9.4. The contractor is authorized at all times to demand payment in advance or additional security that is satisfactory to the contractor for the fulfilment of the obligations of the customer, including those with regard to the collection costs and interest, even when those obligations have not yet become due and payable. If the customer does not comply with such a demand from the contractor within 14 days, the contractor is authorized to terminate the contract or to immediately suspend or discontinue the supply of goods and provision of services under this contract and any other contract and the customer will be in default without any notice of default being required. Furthermore, on demand of the contractor the customer is obliged in that case to create a right of pledge to the benefit of the contractor on the movable goods the customer is in possession of. The contractor will never be liable for any loss or damage arising from this for the customer or third parties.
10.1. All offers, orders and contracts between the contractor and customer to which these general terms and conditions apply are exclusively governed by Dutch law.
10.2. The Vienna Sales Convention (11 April 1980, Dutch Treaty Series 1981, no. 184) does not apply, nor any other international regulations the exclusion of which is permitted.
10.3. Any dispute that may arise between the parties will be settled by the Dutch Court in the place of business of the contractor unless mandatory statutory provisions designate another competent Dutch Court and subject to the right of the contractor to submit a dispute to the Court that is competent based on the laws of the Netherlands.

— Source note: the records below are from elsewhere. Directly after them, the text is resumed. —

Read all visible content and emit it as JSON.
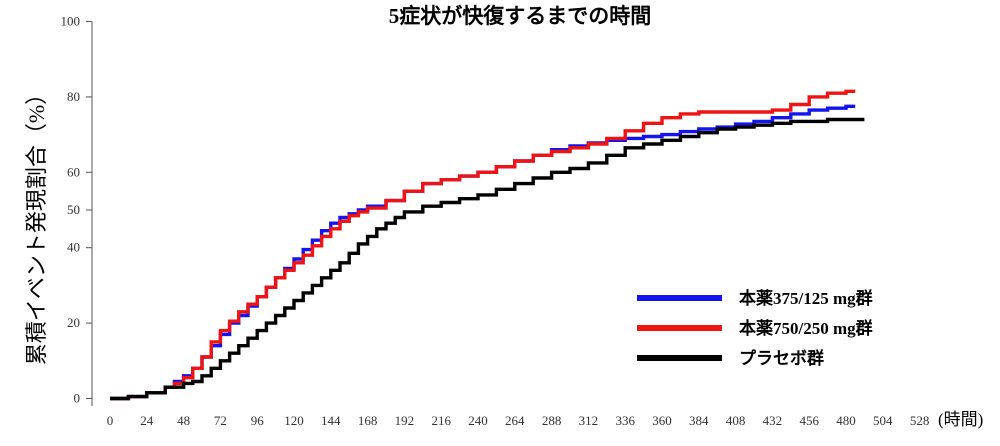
{
  "chart_data": {
    "type": "line",
    "title": "5症状が快復するまでの時間",
    "ylabel": "累積イベント発現割合（%）",
    "xlabel": "(時間)",
    "xlim": [
      0,
      540
    ],
    "ylim": [
      -2,
      102
    ],
    "x_ticks": [
      0,
      24,
      48,
      72,
      96,
      120,
      144,
      168,
      192,
      216,
      240,
      264,
      288,
      312,
      336,
      360,
      384,
      408,
      432,
      456,
      480,
      504,
      528
    ],
    "y_ticks": [
      0,
      20,
      40,
      50,
      60,
      80,
      100
    ],
    "grid": false,
    "legend_position": "bottom-right",
    "series": [
      {
        "name": "本薬375/125 mg群",
        "color": "#1414ee",
        "points": [
          [
            0,
            0
          ],
          [
            12,
            0.5
          ],
          [
            24,
            1.5
          ],
          [
            36,
            3
          ],
          [
            42,
            4.5
          ],
          [
            48,
            6
          ],
          [
            54,
            8
          ],
          [
            60,
            11
          ],
          [
            66,
            14
          ],
          [
            72,
            17
          ],
          [
            78,
            20
          ],
          [
            84,
            22
          ],
          [
            90,
            24.5
          ],
          [
            96,
            27
          ],
          [
            102,
            29.5
          ],
          [
            108,
            32
          ],
          [
            114,
            34.5
          ],
          [
            120,
            37
          ],
          [
            126,
            39.5
          ],
          [
            132,
            42
          ],
          [
            138,
            44.5
          ],
          [
            144,
            46.5
          ],
          [
            150,
            48
          ],
          [
            156,
            49
          ],
          [
            162,
            50
          ],
          [
            168,
            51
          ],
          [
            180,
            52.5
          ],
          [
            192,
            55
          ],
          [
            204,
            57
          ],
          [
            216,
            58
          ],
          [
            228,
            59
          ],
          [
            240,
            60
          ],
          [
            252,
            61.5
          ],
          [
            264,
            63
          ],
          [
            276,
            64.5
          ],
          [
            288,
            66
          ],
          [
            300,
            67
          ],
          [
            312,
            67.8
          ],
          [
            324,
            68.5
          ],
          [
            336,
            69
          ],
          [
            348,
            69.5
          ],
          [
            360,
            70
          ],
          [
            372,
            70.8
          ],
          [
            384,
            71.5
          ],
          [
            396,
            72
          ],
          [
            408,
            72.8
          ],
          [
            420,
            73.5
          ],
          [
            432,
            74.5
          ],
          [
            444,
            75.5
          ],
          [
            456,
            76.5
          ],
          [
            468,
            77
          ],
          [
            480,
            77.5
          ],
          [
            486,
            77.5
          ]
        ]
      },
      {
        "name": "本薬750/250 mg群",
        "color": "#ee1414",
        "points": [
          [
            0,
            0
          ],
          [
            12,
            0.5
          ],
          [
            24,
            1.5
          ],
          [
            36,
            3
          ],
          [
            42,
            4
          ],
          [
            48,
            5.5
          ],
          [
            54,
            8
          ],
          [
            60,
            11
          ],
          [
            66,
            15
          ],
          [
            72,
            18
          ],
          [
            78,
            20.5
          ],
          [
            84,
            23
          ],
          [
            90,
            25
          ],
          [
            96,
            27
          ],
          [
            102,
            29.5
          ],
          [
            108,
            32
          ],
          [
            114,
            34
          ],
          [
            120,
            36
          ],
          [
            126,
            38
          ],
          [
            132,
            40.5
          ],
          [
            138,
            43
          ],
          [
            144,
            45
          ],
          [
            150,
            47
          ],
          [
            156,
            48.5
          ],
          [
            162,
            49.5
          ],
          [
            168,
            50.5
          ],
          [
            180,
            52.5
          ],
          [
            192,
            55
          ],
          [
            204,
            57
          ],
          [
            216,
            58
          ],
          [
            228,
            59
          ],
          [
            240,
            60
          ],
          [
            252,
            61.5
          ],
          [
            264,
            63
          ],
          [
            276,
            64.5
          ],
          [
            288,
            65.5
          ],
          [
            300,
            66.5
          ],
          [
            312,
            67.5
          ],
          [
            324,
            69
          ],
          [
            336,
            71
          ],
          [
            348,
            73
          ],
          [
            360,
            74.5
          ],
          [
            372,
            75.5
          ],
          [
            384,
            76
          ],
          [
            396,
            76
          ],
          [
            408,
            76
          ],
          [
            420,
            76
          ],
          [
            432,
            76.5
          ],
          [
            444,
            78
          ],
          [
            456,
            80
          ],
          [
            468,
            81
          ],
          [
            480,
            81.5
          ],
          [
            486,
            81.5
          ]
        ]
      },
      {
        "name": "プラセボ群",
        "color": "#000000",
        "points": [
          [
            0,
            0
          ],
          [
            12,
            0.5
          ],
          [
            24,
            1.5
          ],
          [
            36,
            3
          ],
          [
            48,
            4
          ],
          [
            54,
            4.5
          ],
          [
            60,
            6
          ],
          [
            66,
            8
          ],
          [
            72,
            10
          ],
          [
            78,
            12
          ],
          [
            84,
            14
          ],
          [
            90,
            16
          ],
          [
            96,
            18
          ],
          [
            102,
            20
          ],
          [
            108,
            22
          ],
          [
            114,
            24
          ],
          [
            120,
            26
          ],
          [
            126,
            28
          ],
          [
            132,
            30
          ],
          [
            138,
            32
          ],
          [
            144,
            34
          ],
          [
            150,
            36
          ],
          [
            156,
            38.5
          ],
          [
            162,
            41
          ],
          [
            168,
            43
          ],
          [
            174,
            45
          ],
          [
            180,
            46.5
          ],
          [
            186,
            48
          ],
          [
            192,
            49.5
          ],
          [
            204,
            51
          ],
          [
            216,
            52
          ],
          [
            228,
            53
          ],
          [
            240,
            54
          ],
          [
            252,
            55.5
          ],
          [
            264,
            57
          ],
          [
            276,
            58.5
          ],
          [
            288,
            60
          ],
          [
            300,
            61
          ],
          [
            312,
            62.5
          ],
          [
            324,
            64.5
          ],
          [
            336,
            66.5
          ],
          [
            348,
            67.5
          ],
          [
            360,
            68.5
          ],
          [
            372,
            69.5
          ],
          [
            384,
            70.5
          ],
          [
            396,
            71.5
          ],
          [
            408,
            72
          ],
          [
            420,
            72.5
          ],
          [
            432,
            73
          ],
          [
            444,
            73.5
          ],
          [
            456,
            73.5
          ],
          [
            468,
            74
          ],
          [
            480,
            74
          ],
          [
            492,
            74
          ]
        ]
      }
    ]
  }
}
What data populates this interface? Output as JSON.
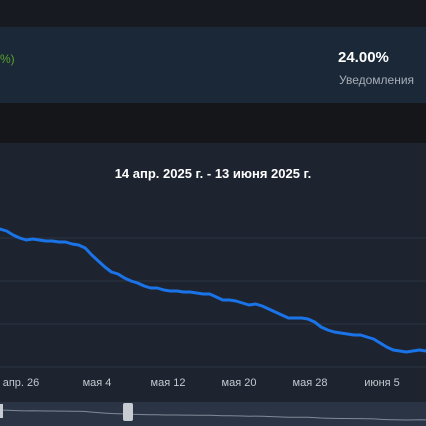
{
  "stats": {
    "change_text": "%)",
    "value": "24.00%",
    "label": "Уведомления"
  },
  "colors": {
    "line": "#1a74e8",
    "positive": "#5ba32b",
    "panel": "#1d2430",
    "grid": "#2b3442"
  },
  "chart_data": {
    "type": "line",
    "title": "14 апр. 2025 г. - 13 июня 2025 г.",
    "x_ticks": [
      "апр. 26",
      "мая 4",
      "мая 12",
      "мая 20",
      "мая 28",
      "июня 5"
    ],
    "y_ticks": [],
    "grid": true,
    "series": [
      {
        "values": [
          229,
          231,
          235,
          238,
          240,
          239,
          240,
          241,
          241,
          242,
          242,
          244,
          245,
          248,
          255,
          261,
          267,
          272,
          274,
          278,
          281,
          283,
          286,
          288,
          288,
          290,
          291,
          291,
          292,
          292,
          293,
          294,
          294,
          297,
          300,
          300,
          301,
          303,
          305,
          304,
          306,
          309,
          312,
          315,
          318,
          318,
          318,
          319,
          322,
          327,
          330,
          332,
          333,
          334,
          335,
          335,
          337,
          339,
          343,
          347,
          350,
          351,
          352,
          351,
          350,
          351
        ]
      }
    ]
  }
}
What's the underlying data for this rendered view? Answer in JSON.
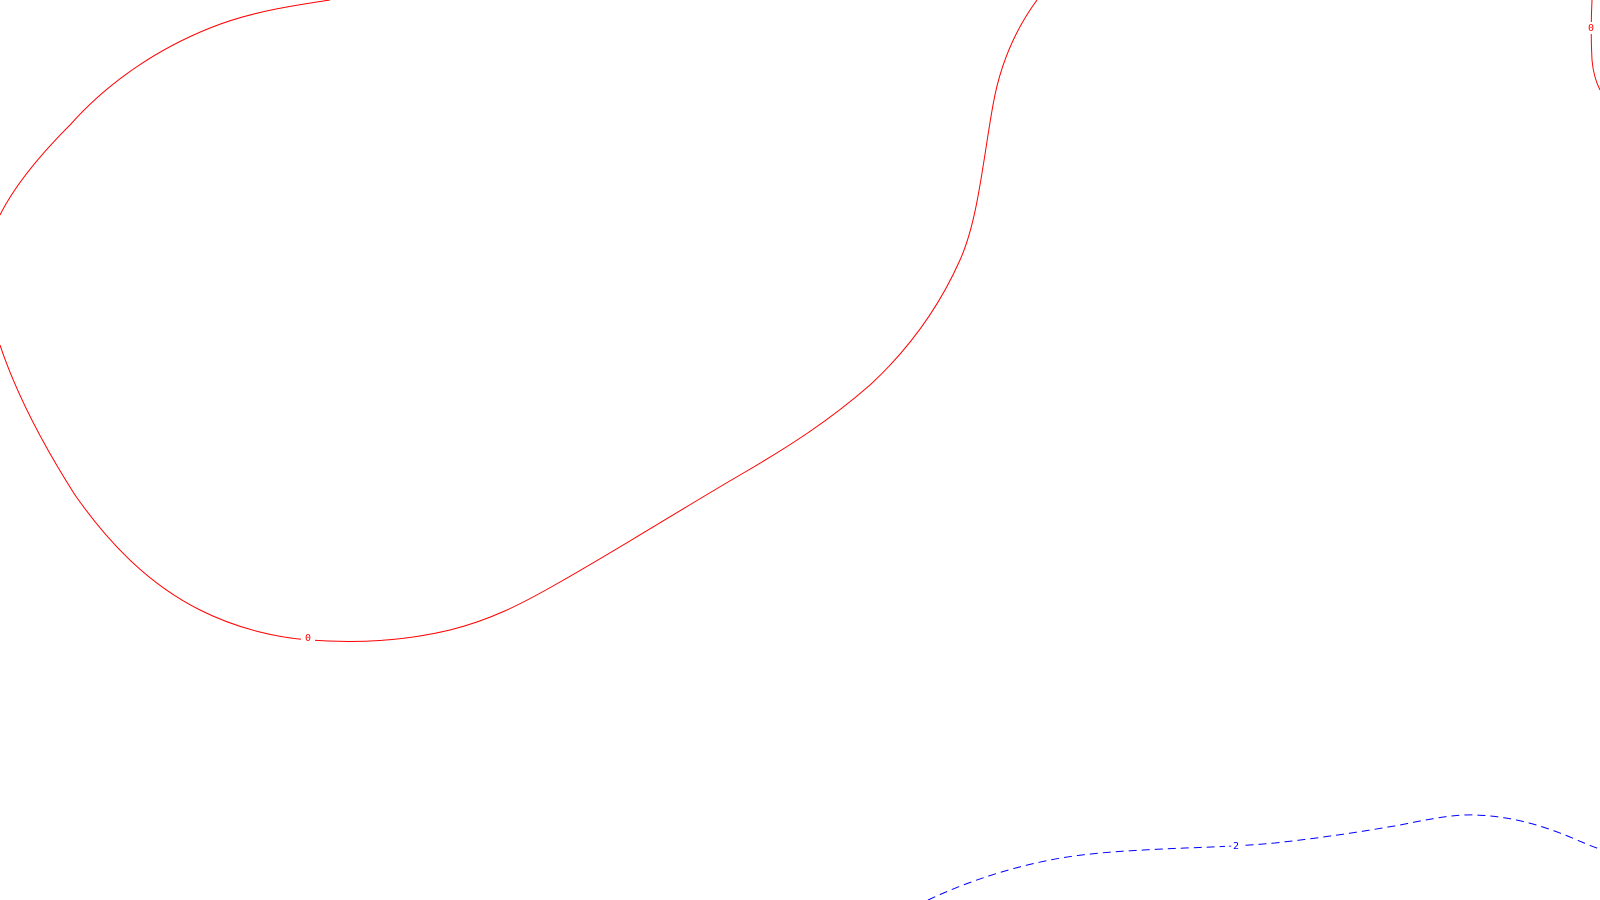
{
  "contours": [
    {
      "id": "zero-main",
      "level": "0",
      "color": "#ff0000",
      "style": "solid"
    },
    {
      "id": "zero-edge",
      "level": "0",
      "color": "#ff0000",
      "style": "solid"
    },
    {
      "id": "neg-two",
      "level": "-2",
      "color": "#0000ff",
      "style": "dashed"
    }
  ]
}
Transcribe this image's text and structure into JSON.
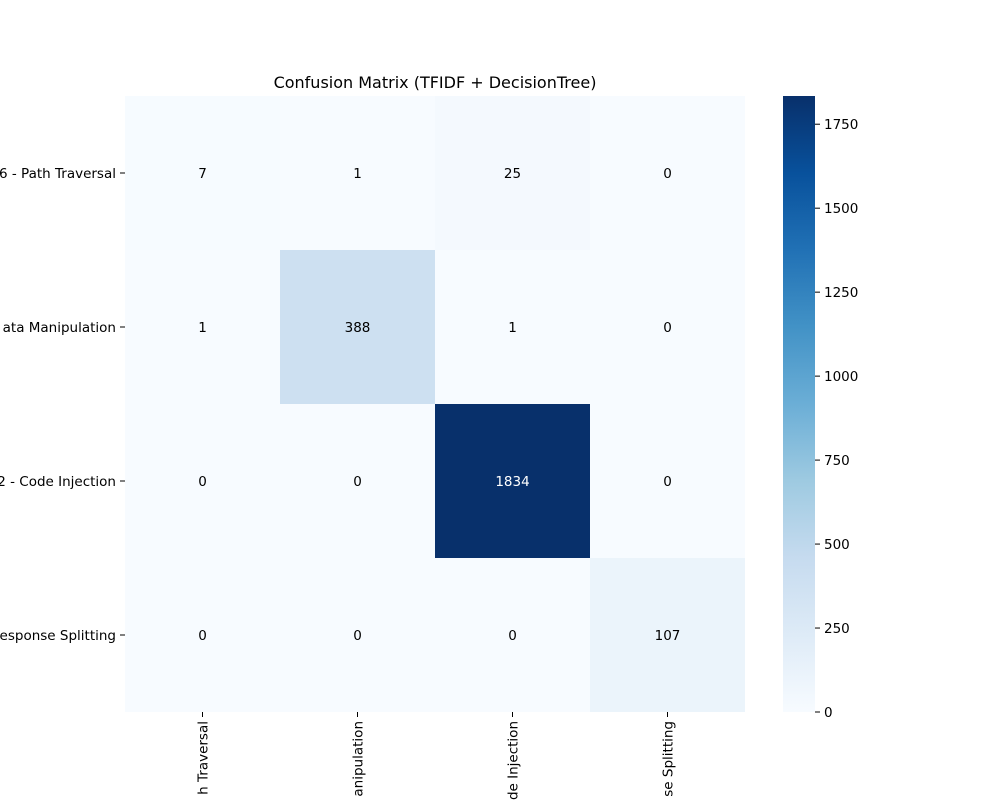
{
  "chart_data": {
    "type": "heatmap",
    "title": "Confusion Matrix (TFIDF + DecisionTree)",
    "row_labels": [
      "6 - Path Traversal",
      "ata Manipulation",
      "2 - Code Injection",
      "esponse Splitting"
    ],
    "col_labels": [
      "h Traversal",
      "anipulation",
      "de Injection",
      "se Splitting"
    ],
    "values": [
      [
        7,
        1,
        25,
        0
      ],
      [
        1,
        388,
        1,
        0
      ],
      [
        0,
        0,
        1834,
        0
      ],
      [
        0,
        0,
        0,
        107
      ]
    ],
    "value_labels": [
      [
        "7",
        "1",
        "25",
        "0"
      ],
      [
        "1",
        "388",
        "1",
        "0"
      ],
      [
        "0",
        "0",
        "1834",
        "0"
      ],
      [
        "0",
        "0",
        "0",
        "107"
      ]
    ],
    "colorbar": {
      "min": 0,
      "max": 1834,
      "ticks": [
        0,
        250,
        500,
        750,
        1000,
        1250,
        1500,
        1750
      ],
      "tick_labels": [
        "0",
        "250",
        "500",
        "750",
        "1000",
        "1250",
        "1500",
        "1750"
      ],
      "colormap": "Blues"
    },
    "grid": false,
    "legend": "right"
  }
}
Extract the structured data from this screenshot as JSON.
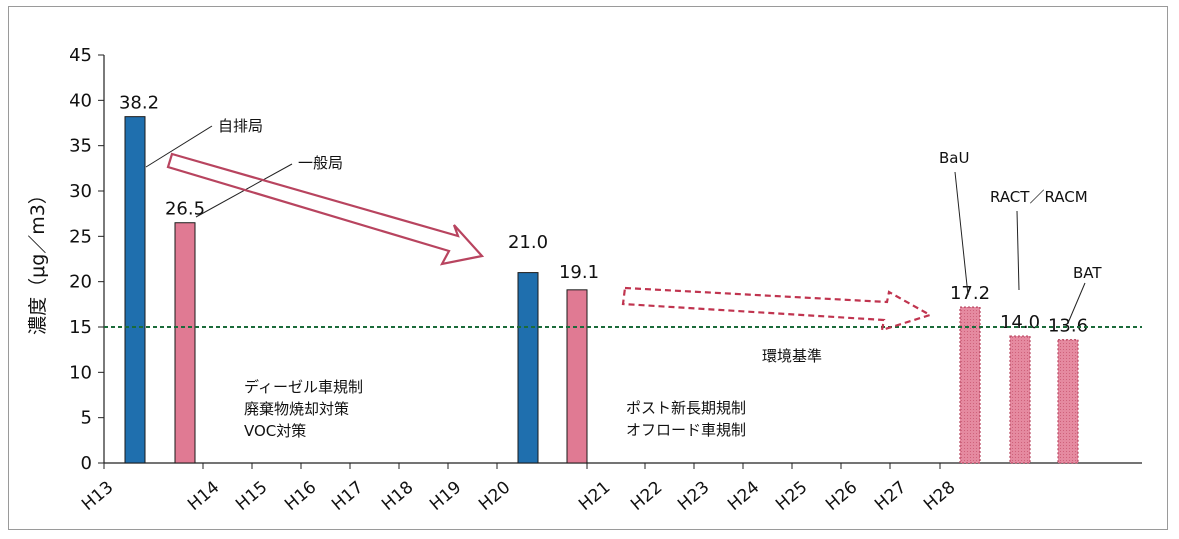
{
  "chart_data": {
    "type": "bar",
    "ylabel": "濃度（μg／m3）",
    "ylim": [
      0,
      45
    ],
    "yticks": [
      "0",
      "5",
      "10",
      "15",
      "20",
      "25",
      "30",
      "35",
      "40",
      "45"
    ],
    "x_ticks": [
      "H13",
      "H14",
      "H15",
      "H16",
      "H17",
      "H18",
      "H19",
      "H20",
      "H21",
      "H22",
      "H23",
      "H24",
      "H25",
      "H26",
      "H27",
      "H28"
    ],
    "bars": [
      {
        "label": "38.2",
        "value": 38.2,
        "year": "H13",
        "kind": "自排局",
        "color": "#1f6fae",
        "style": "solid"
      },
      {
        "label": "26.5",
        "value": 26.5,
        "year": "H13",
        "kind": "一般局",
        "color": "#e07a93",
        "style": "solid"
      },
      {
        "label": "21.0",
        "value": 21.0,
        "year": "H20",
        "kind": "自排局",
        "color": "#1f6fae",
        "style": "solid"
      },
      {
        "label": "19.1",
        "value": 19.1,
        "year": "H20",
        "kind": "一般局",
        "color": "#e07a93",
        "style": "solid"
      },
      {
        "label": "17.2",
        "value": 17.2,
        "year": "H28",
        "kind": "BaU",
        "color": "#e07a93",
        "style": "dotted"
      },
      {
        "label": "14.0",
        "value": 14.0,
        "year": "H28",
        "kind": "RACT／RACM",
        "color": "#e07a93",
        "style": "dotted"
      },
      {
        "label": "13.6",
        "value": 13.6,
        "year": "H28",
        "kind": "BAT",
        "color": "#e07a93",
        "style": "dotted"
      }
    ],
    "standard": {
      "value": 15,
      "label": "環境基準",
      "color": "#1b6b3a"
    },
    "annotations": {
      "jihai": "自排局",
      "ippan": "一般局",
      "bau": "BaU",
      "ract": "RACT／RACM",
      "bat": "BAT",
      "measures1": [
        "ディーゼル車規制",
        "廃棄物焼却対策",
        "VOC対策"
      ],
      "measures2": [
        "ポスト新長期規制",
        "オフロード車規制"
      ]
    },
    "grid": false
  }
}
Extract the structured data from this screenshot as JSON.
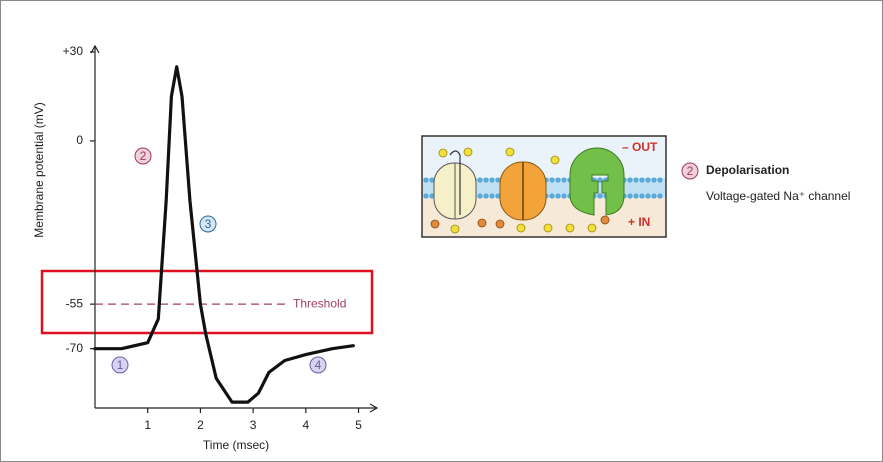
{
  "chart_data": {
    "type": "line",
    "x_label": "Time (msec)",
    "y_label": "Membrane potential (mV)",
    "x": [
      0,
      0.5,
      1,
      1.2,
      1.35,
      1.45,
      1.55,
      1.65,
      1.8,
      2,
      2.1,
      2.3,
      2.6,
      2.9,
      3.1,
      3.3,
      3.6,
      4,
      4.5,
      4.9
    ],
    "series": [
      {
        "color": "#111111",
        "values": [
          -70,
          -70,
          -68,
          -60,
          -20,
          15,
          25,
          15,
          -20,
          -55,
          -65,
          -80,
          -88,
          -88,
          -85,
          -78,
          -74,
          -72,
          -70,
          -69
        ]
      }
    ],
    "xlim": [
      0,
      5.35
    ],
    "xticks": [
      1,
      2,
      3,
      4,
      5
    ],
    "ylim": [
      -90,
      32
    ],
    "yticks": [
      {
        "value": 30,
        "label": "+30"
      },
      0,
      -55,
      -70
    ],
    "threshold": {
      "value": -55,
      "label": "Threshold"
    },
    "markers": [
      "1",
      "2",
      "3",
      "4"
    ],
    "diagram": {
      "out_label": "– OUT",
      "in_label": "+ IN",
      "step": "2",
      "title": "Depolarisation",
      "caption": "Voltage-gated Na⁺ channel"
    }
  }
}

10.4. With regard to any proceedings, the contractor hereby formally and irrevocably chooses his address for service at the address notified to the customer when the contract was formed. This implies that official documents and registered mail can always be duly served at that address, unless a different address has been given by registered letter.
These terms and conditions have been drawn up and are available in Dutch and English. In the event of a difference or conflict between the contents of the Dutch text and the English version of these terms and conditions or differences of interpretation, the text and interpretation of the terms and conditions drawn up in Dutch will prevail at all times.